Dr Sylvia Shaw will give a plenary talk, ‘Calm down Dear!’ Women’s linguistic participation in UK Political Institutions, at the ICAME conference taking place 27–30 July 2022.
The 43rd Annual Conference of the International Computer Archive for Modern and Medieval English will be hosted by Anglia Ruskin University, Cambridge, UK.
The theme of ICAME 43 is ‘Corpus Linguistics: a new normal?’: As we move into the third decade of the 21st century, what has changed, what has stayed the same, and is there a ‘new normal’ in corpus linguistics?
Dr Sylvia Shaw will give a plenary talk, ‘Calm down Dear!’ Women’s linguistic participation in UK Political Institutions.
The underrepresentation of women in politics is a persistent and seemingly intractable problem for British politics. In this paper I discuss some of the findings from my 2020 book, Women, Language and Politics in which I attempt to use theoretical and methodological sociolinguistic approaches to discover some of the obstacles and barriers that women in politics face.

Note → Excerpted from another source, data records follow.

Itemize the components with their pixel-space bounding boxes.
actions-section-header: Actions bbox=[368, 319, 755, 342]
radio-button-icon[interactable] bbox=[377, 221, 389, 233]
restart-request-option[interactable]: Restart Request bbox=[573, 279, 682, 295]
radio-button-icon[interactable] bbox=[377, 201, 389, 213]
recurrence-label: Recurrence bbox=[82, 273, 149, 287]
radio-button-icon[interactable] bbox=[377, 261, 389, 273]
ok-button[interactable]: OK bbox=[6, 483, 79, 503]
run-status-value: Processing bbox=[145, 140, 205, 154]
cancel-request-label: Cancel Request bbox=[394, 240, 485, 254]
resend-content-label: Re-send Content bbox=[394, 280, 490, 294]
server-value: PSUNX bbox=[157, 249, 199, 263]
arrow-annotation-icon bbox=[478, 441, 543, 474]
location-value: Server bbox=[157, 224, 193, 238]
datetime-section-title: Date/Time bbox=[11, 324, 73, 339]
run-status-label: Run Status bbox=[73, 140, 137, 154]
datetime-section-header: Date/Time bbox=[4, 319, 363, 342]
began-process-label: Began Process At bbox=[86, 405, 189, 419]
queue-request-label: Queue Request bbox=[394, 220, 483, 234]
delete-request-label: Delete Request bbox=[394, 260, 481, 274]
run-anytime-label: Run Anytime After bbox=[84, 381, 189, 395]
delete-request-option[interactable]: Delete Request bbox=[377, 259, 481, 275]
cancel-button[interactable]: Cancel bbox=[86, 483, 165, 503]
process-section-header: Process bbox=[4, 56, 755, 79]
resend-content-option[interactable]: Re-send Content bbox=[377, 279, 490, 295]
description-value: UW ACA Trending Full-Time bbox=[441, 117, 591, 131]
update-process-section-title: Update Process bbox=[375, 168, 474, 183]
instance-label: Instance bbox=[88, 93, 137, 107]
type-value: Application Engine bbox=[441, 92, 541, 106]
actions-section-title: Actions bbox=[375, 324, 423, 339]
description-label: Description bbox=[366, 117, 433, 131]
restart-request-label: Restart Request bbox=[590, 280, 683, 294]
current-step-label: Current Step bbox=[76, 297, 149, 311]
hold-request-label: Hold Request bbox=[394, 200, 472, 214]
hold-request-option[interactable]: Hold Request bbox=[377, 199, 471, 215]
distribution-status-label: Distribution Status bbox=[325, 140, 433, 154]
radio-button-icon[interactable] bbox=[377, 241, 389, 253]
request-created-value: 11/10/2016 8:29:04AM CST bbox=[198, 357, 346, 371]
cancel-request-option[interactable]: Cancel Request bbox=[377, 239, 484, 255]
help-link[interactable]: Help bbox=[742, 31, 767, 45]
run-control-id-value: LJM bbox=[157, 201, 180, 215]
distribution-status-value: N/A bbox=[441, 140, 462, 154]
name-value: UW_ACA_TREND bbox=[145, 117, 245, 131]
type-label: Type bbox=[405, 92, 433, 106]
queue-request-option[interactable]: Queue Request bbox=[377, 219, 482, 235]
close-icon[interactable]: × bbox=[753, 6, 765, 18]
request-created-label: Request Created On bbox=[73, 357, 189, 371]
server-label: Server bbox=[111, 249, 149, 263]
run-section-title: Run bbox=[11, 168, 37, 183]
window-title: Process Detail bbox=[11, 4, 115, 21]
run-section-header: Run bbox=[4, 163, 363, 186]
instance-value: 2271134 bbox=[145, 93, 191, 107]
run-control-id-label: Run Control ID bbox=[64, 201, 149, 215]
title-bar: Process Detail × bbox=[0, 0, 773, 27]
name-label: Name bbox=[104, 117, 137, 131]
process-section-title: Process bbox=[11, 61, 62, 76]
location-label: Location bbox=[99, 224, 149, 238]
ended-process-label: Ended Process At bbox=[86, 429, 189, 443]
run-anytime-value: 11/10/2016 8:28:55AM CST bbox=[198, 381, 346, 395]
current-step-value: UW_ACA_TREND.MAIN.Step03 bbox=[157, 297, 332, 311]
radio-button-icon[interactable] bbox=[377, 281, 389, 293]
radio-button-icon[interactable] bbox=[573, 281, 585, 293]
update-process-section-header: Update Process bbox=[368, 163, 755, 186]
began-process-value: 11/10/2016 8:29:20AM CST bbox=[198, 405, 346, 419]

Researchers of political institutions are greatly helped by the wealth of data available to them in the analysis of political discourse from video recordings and written records to in-situ observation and large searchable datasets.
Here I discuss some of the advantages of combining approaches to identify patterns of participation across different institutions. In doing so, I discuss analyses of parliamentary data from The Scottish Parliament; the Northern Ireland Assembly; the Welsh Assembly and the House of Commons.
I also consider some of the pitfalls with conducting gender and language research, including oversimplifying the notion of a ‘women’s’ or ‘men’s style of speech, and failing to recognise the ideological underpinnings of beliefs about gendered behaviour.